History of multiple-pickup configurations?

bahklava

Senior Member
Messages
534
I know very little about the history of electric guitar design before the Telecaster, and I was wondering how we wound up with multiple pickups as a standard configuration.

If I'm one of the early pioneers ca 1930, it probably doesn't occur to me to add that second pickup - I'm worried about developing any pickup and hooking it up there at all! My understanding is that that's indeed what we had at first - single pickup jazzboxes, right? When/why/how did that change? Why is it that nowadays, a guitar with only one pickup feels bare or stripped down?
 

treeofpain

Gold Supporting Member
Messages
7,777
The first electric guitars (other than lap steels) were conventional acoustic guitars (flattop or archtop) with a pickup installed. So you had the practical reality of where to put the pickup and controls on a guitar that was not really designed for them.

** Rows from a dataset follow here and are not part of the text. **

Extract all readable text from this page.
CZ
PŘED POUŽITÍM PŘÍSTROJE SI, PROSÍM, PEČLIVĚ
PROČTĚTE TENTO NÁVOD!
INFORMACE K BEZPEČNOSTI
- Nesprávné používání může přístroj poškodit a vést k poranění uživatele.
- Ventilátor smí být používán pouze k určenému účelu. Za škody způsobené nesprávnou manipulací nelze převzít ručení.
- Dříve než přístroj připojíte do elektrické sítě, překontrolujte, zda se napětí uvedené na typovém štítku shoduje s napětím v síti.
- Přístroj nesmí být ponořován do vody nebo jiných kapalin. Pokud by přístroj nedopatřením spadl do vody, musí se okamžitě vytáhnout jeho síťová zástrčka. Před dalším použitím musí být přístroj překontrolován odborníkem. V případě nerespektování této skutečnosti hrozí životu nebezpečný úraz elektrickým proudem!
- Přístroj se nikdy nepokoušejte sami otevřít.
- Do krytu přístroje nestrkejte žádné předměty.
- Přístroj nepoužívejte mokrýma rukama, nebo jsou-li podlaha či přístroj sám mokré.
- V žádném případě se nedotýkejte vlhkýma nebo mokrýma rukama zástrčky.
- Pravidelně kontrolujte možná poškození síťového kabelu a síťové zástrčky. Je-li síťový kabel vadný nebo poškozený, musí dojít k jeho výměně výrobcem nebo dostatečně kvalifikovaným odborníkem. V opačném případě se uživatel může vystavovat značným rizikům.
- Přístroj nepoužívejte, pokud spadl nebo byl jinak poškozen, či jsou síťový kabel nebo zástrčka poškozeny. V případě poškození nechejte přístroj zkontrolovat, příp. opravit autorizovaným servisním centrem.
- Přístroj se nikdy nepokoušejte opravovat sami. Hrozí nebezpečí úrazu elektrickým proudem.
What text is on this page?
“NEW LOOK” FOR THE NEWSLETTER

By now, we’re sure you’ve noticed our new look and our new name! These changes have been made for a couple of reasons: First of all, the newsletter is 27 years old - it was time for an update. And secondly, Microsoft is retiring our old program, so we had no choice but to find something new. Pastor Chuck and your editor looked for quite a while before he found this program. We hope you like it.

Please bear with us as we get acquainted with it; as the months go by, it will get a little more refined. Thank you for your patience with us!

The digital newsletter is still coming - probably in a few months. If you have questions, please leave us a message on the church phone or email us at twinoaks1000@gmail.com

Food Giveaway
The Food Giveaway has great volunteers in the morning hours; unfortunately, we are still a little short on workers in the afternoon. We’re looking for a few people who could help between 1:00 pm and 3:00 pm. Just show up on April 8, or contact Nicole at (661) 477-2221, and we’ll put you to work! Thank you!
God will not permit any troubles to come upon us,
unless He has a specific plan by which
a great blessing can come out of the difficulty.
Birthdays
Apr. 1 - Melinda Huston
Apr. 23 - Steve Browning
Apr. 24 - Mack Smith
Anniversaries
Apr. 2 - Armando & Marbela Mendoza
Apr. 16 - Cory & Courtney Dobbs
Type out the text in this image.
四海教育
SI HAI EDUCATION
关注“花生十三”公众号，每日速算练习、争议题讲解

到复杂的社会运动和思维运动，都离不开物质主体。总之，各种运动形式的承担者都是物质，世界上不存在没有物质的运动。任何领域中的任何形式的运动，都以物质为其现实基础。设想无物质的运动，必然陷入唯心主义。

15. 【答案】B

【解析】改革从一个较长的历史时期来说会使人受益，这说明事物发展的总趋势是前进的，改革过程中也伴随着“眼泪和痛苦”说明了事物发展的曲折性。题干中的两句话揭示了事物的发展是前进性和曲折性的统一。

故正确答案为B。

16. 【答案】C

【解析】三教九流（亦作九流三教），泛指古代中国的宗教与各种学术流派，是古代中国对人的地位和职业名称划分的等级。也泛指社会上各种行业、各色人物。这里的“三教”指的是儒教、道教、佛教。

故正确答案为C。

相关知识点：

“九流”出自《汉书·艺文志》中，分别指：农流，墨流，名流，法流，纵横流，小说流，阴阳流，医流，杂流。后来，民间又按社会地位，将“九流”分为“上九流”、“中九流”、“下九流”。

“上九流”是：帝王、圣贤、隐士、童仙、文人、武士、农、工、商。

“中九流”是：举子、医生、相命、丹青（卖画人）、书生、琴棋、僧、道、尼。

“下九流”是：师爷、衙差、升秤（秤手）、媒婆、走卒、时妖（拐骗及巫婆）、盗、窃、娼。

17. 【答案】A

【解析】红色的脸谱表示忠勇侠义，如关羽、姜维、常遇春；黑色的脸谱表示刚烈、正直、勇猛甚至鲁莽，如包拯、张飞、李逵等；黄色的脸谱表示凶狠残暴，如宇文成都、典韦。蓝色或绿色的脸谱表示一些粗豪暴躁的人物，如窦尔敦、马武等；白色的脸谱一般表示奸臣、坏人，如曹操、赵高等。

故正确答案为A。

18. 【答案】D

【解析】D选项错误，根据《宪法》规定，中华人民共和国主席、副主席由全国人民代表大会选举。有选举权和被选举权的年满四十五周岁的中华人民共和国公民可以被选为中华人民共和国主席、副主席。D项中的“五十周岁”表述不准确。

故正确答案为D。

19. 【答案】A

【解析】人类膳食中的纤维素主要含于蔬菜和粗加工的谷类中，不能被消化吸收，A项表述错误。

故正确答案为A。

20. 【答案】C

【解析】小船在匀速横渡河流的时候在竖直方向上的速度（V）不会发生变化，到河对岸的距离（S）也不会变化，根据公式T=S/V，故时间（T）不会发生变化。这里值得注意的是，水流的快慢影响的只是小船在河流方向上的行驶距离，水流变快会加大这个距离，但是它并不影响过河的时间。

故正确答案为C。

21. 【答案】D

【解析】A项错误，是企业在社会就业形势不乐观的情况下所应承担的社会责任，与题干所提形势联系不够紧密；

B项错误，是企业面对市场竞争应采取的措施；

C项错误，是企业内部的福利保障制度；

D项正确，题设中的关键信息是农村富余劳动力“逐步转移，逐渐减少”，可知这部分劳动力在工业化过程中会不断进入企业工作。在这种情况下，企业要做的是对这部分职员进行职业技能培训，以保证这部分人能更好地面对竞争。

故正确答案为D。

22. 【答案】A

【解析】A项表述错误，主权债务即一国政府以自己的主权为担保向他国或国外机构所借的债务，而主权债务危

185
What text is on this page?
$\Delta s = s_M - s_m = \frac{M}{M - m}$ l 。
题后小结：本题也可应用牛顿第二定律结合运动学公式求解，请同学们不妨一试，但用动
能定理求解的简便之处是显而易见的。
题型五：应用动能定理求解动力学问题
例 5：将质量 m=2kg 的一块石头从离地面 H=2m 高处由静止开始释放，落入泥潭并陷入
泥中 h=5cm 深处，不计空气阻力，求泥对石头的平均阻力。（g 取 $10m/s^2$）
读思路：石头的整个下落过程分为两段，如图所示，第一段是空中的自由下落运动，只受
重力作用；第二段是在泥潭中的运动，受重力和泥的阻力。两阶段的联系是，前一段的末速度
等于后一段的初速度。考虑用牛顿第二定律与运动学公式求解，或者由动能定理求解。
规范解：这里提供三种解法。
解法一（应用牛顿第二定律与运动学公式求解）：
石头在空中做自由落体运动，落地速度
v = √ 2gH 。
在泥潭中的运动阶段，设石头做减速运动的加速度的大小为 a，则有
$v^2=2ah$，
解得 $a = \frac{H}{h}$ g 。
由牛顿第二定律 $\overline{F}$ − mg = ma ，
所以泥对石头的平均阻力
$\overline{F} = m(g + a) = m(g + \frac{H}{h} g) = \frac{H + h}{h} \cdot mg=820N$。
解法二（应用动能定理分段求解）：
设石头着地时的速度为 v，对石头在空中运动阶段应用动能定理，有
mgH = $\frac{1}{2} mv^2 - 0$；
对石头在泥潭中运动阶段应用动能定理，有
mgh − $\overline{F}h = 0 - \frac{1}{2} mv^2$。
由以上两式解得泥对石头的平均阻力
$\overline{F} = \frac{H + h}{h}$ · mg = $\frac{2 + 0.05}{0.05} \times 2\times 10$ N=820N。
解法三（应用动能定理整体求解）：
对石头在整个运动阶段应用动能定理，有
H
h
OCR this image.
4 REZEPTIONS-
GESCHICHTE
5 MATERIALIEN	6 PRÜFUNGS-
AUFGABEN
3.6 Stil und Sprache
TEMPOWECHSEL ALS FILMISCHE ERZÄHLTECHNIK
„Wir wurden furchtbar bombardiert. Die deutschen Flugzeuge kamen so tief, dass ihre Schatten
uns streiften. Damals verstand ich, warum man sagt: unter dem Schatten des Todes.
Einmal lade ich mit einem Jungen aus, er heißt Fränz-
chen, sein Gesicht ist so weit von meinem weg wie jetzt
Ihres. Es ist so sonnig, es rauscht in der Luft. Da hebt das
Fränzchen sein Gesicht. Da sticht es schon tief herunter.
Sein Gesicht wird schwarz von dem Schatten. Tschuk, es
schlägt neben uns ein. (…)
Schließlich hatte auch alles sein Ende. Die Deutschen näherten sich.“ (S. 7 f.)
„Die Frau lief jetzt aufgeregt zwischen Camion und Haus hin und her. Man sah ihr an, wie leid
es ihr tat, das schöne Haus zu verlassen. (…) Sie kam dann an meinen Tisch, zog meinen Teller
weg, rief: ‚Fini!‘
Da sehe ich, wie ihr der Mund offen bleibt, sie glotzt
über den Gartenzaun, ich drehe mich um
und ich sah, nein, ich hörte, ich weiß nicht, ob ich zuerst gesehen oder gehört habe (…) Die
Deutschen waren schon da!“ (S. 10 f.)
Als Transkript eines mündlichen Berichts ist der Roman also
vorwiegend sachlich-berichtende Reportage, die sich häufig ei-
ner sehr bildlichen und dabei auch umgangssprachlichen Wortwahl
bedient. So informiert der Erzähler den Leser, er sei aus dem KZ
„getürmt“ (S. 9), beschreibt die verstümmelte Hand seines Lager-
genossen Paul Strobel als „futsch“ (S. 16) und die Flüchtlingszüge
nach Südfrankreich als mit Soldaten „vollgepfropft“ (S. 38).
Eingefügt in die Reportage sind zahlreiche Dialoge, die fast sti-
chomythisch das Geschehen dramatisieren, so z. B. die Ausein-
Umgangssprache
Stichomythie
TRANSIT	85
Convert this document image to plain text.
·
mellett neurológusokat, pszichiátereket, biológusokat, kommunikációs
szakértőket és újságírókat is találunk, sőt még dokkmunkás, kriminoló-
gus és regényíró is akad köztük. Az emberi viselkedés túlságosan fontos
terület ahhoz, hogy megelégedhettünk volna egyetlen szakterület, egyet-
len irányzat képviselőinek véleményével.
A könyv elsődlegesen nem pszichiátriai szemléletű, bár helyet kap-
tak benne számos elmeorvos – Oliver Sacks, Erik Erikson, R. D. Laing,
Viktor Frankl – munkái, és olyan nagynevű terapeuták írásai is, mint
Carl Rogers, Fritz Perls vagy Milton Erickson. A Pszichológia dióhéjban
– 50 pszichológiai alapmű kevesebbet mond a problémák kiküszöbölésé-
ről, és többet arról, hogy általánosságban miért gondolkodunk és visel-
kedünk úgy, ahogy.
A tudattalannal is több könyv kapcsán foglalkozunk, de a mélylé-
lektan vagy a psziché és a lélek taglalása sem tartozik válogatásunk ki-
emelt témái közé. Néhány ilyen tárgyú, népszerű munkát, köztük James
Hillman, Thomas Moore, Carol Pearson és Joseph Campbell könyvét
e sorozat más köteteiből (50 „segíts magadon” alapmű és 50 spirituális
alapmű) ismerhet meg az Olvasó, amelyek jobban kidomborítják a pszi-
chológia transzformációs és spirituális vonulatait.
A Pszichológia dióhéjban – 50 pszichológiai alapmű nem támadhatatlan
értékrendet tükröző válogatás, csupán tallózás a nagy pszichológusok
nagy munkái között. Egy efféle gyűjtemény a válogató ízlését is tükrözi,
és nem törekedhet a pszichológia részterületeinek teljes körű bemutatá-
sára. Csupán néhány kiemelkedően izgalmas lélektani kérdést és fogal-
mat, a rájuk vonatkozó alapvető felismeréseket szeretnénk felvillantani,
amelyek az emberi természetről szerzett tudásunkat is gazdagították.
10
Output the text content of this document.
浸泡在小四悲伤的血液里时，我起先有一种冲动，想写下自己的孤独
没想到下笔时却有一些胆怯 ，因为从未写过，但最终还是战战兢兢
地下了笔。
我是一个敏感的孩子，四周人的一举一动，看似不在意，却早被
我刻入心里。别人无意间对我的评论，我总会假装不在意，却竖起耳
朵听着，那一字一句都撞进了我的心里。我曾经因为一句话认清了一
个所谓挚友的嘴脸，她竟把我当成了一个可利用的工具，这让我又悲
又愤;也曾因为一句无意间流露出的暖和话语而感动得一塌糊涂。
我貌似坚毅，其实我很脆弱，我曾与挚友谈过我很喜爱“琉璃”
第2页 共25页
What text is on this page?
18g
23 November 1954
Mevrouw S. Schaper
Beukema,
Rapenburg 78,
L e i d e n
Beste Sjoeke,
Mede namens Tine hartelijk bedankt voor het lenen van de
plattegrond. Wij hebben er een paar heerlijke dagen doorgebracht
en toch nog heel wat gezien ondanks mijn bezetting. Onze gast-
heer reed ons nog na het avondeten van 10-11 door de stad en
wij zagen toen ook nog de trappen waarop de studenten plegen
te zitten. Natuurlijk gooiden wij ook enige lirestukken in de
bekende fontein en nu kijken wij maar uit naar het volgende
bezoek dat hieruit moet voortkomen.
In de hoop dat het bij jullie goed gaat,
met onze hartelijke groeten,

Another reality was the primitive nature of electronics in general, and pickups specifically. They were large, bulky, and were definitely a work in progress.

A final consideration was cost. Pickups were either handmade or expensive to purchase. The thought of using TWO of them in the Depression Era when these were developed would have been pretty outrageous.

During World War II, things more or less ground to a halt due to lack of materials and manpower.

After World War II, surplus war stocks made electronic supplies much cheaper and plentiful. The emergence of the solid body electric guitar, which was designed from the ground up for electronic, encouraged more experimentation with pickups and other stuff.